CVA16 and CVA6 co-circulated with EV-A71 during HFMD outbreaks in several countries3, 6, 10. Occasionally, these two viruses were more prominent than EV-A71, varying by year and region studied. In Thailand, all CVA16 clustered in genotype B1 (predominantly B1a and B1b)15. No CVA16 subgenotypes B1c and B2 were found in Thailand, while those have been sporadically reported in China, Malaysia, France and Japan5. Our previous study demonstrated that CVA16 subgenotype B1a had been persistently circulating in Thailand for two decades, suggesting that the genetic diversity of CVA16 was less than EV-A71. The CVA16 Thailand viruses were phylogenetically related to those reported in China and Vietnam15. Likewise, the CVA16 B1 was also the predominant genotype for HFMD cases in China from 2000 to 20185, 6, 46, and it is a recommended candidate for vaccine development47. On the other hand, HFMD outbreaks caused by CVA6 were more frequent in several countries in Europe, Northern America, and Asia48. Similarly, in Thailand, CVA6 virus had been identified as the principal etiologic agent responsible for HFMD outbreaks in 201216. After the outbreaks subsided, CVA6 became one of the common HFMD etiologic agents, co-circulating with EV-A71 and CVA16. Although the CVA6 comprised multiple genotypes (A–D) and subgenotypes (B1–B2, C1–C2, and D1–3), only subgenotype D3 is present in Thailand. This study demonstrated that our CVA6 virus was phylogenetically classified into four distinct clades (clades 1–4), suggesting multiple introductions of the viruses from different origins17.

Mutation and recombination, which drives the evolutionary process to significant genotypic and phenotypic variability, are common in enteroviruses49. The genetic changes leading to antigenic shifts might be responsible for causing outbreaks.
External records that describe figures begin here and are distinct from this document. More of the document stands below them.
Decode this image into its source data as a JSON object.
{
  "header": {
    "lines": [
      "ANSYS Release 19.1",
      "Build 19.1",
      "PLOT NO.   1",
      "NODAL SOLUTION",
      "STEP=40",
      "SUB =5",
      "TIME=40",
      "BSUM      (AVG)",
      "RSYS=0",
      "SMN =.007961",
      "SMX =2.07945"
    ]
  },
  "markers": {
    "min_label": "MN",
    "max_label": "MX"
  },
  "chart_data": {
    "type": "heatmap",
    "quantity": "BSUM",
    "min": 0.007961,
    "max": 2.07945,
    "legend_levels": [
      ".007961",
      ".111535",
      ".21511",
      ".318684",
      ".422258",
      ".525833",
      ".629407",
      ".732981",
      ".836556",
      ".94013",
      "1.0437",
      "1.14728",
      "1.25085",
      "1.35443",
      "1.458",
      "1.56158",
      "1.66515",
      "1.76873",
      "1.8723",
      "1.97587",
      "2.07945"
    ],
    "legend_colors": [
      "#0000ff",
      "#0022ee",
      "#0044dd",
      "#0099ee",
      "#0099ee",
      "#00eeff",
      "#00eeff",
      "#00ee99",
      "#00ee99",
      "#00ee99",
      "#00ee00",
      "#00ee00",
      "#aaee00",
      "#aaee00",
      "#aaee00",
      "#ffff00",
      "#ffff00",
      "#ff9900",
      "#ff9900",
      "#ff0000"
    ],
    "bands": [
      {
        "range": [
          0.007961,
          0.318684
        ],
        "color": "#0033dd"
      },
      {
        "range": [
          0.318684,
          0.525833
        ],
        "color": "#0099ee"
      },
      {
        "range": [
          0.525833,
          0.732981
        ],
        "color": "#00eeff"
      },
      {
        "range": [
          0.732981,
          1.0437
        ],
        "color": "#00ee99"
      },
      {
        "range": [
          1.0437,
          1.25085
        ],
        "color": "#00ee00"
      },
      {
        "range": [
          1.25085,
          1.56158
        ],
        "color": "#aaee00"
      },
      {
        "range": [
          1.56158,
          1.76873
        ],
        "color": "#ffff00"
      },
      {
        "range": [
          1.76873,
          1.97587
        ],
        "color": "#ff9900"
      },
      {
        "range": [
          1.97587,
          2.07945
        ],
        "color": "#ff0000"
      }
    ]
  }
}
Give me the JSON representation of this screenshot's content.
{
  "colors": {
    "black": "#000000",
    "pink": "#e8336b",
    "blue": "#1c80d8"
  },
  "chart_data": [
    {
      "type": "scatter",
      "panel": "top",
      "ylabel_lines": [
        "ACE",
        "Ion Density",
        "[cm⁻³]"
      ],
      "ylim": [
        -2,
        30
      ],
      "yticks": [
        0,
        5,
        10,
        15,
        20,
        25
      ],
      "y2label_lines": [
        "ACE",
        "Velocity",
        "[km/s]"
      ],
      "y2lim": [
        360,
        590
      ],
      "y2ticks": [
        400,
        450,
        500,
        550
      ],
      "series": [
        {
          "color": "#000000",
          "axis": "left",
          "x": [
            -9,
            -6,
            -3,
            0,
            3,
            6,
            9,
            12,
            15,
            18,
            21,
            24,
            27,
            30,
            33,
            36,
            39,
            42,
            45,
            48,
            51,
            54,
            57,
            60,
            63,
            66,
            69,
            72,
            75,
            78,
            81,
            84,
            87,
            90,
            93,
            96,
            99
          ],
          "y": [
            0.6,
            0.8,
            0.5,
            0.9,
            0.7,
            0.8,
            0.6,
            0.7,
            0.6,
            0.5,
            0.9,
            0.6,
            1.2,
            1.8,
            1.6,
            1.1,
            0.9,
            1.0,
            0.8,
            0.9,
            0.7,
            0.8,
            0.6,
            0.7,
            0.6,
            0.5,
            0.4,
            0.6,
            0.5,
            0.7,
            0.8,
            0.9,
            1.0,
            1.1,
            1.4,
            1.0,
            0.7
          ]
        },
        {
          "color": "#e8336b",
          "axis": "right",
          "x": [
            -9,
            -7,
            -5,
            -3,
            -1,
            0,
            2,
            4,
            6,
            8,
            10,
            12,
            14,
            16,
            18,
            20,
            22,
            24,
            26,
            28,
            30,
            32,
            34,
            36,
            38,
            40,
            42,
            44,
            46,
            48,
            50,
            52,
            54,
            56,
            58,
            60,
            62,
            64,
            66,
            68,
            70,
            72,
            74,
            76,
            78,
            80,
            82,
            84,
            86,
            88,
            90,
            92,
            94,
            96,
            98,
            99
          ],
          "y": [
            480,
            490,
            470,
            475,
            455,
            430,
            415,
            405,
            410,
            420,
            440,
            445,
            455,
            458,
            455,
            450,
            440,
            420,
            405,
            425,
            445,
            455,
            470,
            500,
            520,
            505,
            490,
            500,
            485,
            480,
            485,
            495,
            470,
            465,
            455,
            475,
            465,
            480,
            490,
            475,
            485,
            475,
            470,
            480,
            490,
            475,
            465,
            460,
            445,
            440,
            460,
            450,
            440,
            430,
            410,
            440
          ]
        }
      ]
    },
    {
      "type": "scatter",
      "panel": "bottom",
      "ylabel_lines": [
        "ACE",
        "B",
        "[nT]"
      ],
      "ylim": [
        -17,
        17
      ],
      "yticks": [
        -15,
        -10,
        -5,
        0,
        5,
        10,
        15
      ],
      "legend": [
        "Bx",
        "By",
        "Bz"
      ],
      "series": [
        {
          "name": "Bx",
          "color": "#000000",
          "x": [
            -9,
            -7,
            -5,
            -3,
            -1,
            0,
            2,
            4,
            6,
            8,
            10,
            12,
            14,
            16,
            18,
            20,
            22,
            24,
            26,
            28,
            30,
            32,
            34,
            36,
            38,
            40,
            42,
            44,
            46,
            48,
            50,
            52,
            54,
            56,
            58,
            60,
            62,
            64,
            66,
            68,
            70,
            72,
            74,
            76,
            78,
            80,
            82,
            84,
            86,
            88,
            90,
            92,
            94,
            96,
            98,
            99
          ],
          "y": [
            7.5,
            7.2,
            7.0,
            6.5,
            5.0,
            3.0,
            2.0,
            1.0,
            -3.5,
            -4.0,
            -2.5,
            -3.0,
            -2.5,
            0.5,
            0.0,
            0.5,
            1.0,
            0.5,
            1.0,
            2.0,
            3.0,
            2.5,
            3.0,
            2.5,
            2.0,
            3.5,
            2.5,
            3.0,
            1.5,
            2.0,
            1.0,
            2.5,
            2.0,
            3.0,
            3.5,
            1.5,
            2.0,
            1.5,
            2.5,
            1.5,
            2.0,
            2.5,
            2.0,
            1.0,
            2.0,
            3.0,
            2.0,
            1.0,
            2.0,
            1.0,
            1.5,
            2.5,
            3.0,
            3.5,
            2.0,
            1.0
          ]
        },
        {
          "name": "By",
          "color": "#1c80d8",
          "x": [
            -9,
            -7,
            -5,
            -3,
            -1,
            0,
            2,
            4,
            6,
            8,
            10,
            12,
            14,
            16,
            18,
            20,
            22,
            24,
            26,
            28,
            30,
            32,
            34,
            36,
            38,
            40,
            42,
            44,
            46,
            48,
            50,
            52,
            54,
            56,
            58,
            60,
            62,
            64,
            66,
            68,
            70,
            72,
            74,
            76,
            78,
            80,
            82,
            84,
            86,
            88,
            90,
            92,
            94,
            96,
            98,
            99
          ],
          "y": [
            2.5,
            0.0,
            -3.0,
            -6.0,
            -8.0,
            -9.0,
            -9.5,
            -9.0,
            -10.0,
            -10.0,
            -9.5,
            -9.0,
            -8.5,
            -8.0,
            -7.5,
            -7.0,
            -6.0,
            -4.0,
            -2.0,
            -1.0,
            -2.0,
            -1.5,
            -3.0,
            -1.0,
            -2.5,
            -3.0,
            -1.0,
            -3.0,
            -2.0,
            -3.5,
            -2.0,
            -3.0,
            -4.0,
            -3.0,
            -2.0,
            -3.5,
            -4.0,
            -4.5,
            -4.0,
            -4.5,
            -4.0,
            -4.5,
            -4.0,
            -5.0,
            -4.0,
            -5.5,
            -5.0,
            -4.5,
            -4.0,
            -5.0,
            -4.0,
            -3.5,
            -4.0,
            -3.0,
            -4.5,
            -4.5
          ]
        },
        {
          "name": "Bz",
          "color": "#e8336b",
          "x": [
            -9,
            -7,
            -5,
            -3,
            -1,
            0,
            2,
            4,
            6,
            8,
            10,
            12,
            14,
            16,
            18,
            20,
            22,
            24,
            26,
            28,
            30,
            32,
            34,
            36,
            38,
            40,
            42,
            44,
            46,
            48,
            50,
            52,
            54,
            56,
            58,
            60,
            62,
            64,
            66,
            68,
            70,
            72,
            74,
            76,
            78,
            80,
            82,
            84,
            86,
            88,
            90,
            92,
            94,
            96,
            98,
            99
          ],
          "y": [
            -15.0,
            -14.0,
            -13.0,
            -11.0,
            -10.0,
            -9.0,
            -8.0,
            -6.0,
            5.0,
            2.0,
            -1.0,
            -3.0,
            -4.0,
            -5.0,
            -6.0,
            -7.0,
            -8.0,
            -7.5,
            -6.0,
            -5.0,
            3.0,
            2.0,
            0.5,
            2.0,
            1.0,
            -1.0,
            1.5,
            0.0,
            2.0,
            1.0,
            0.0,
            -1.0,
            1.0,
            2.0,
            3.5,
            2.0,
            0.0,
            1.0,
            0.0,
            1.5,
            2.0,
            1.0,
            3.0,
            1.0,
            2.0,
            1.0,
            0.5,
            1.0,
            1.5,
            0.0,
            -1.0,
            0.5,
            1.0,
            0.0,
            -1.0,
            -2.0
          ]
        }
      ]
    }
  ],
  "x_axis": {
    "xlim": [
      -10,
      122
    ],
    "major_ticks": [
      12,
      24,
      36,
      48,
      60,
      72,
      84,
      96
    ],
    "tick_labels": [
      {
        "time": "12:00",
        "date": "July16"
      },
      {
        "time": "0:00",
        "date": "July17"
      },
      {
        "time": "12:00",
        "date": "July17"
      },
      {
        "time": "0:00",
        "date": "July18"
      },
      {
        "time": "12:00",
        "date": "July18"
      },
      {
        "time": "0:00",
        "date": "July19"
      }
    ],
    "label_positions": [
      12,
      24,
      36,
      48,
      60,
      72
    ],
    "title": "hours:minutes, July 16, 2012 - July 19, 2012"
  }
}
Non-synonymous mutations in VP1 that lead to amino acid changes were common among enteroviruses. This study showed the mean rates of VP1 nucleotide substitutions in the range of 3.41–5.78 × 10–3 s/s/y among EV-A71, CVA16 and CVA6, which correspond with the other reports6, 17, 33, 38. As VP1 plays an essential role in protective immunity, the genetic change at the critical site in VP1 might yield the immune escape mutants that affect the vaccine efficacy.

In addition to VP1 mutation, genetic recombination was an essential mechanism for intra-genomic rearrangements for genetic diversity and evolution. We have previously phylogenetically analyzed complete genome sequences and individual regions of the genome (including CDS, P1, P2, P3, VP1, VP2, VP3, VP4, 2A, 2B, 2C, 3A, 3B, 3C, and 3D regions) of EV-A71, CVA1614, and CVA6 for genetic recombination [unpublished data]. The result demonstrated several recombinants among our study viruses: EV-A71, CVA16, and CVA6, in which we identified the P2 and P3 regions as the recombination breakpoints.

In conclusion, this study investigated the evolutionary dynamics and genetic history of EV-A71, CVA16, and CVA6, providing insight into a better understanding of molecular epidemiology. Multiple subgenotypes of EV-A71, CVA16, and various genetically distinct CVA6 clades have been introduced and co-circulated in Thailand. Genotypic/subgenotypic replacement, fluctuation and cyclical pattern of those viruses were observed along the two decades of observation. It is implied that the virus continues to evolve and potentially causes large-scale outbreaks in naïve-immune population. In addition, the emergence of new genotype/subgenotype, the intra- and inter-genotypic replacements, and the introductions of new variants generated by spontaneous mutation and genetic recombination raise the challenges for vaccine development, selection, and vaccination policy. The laboratory-based monitoring and epidemiological surveillance for genetic changes and evolutionary studies are necessary.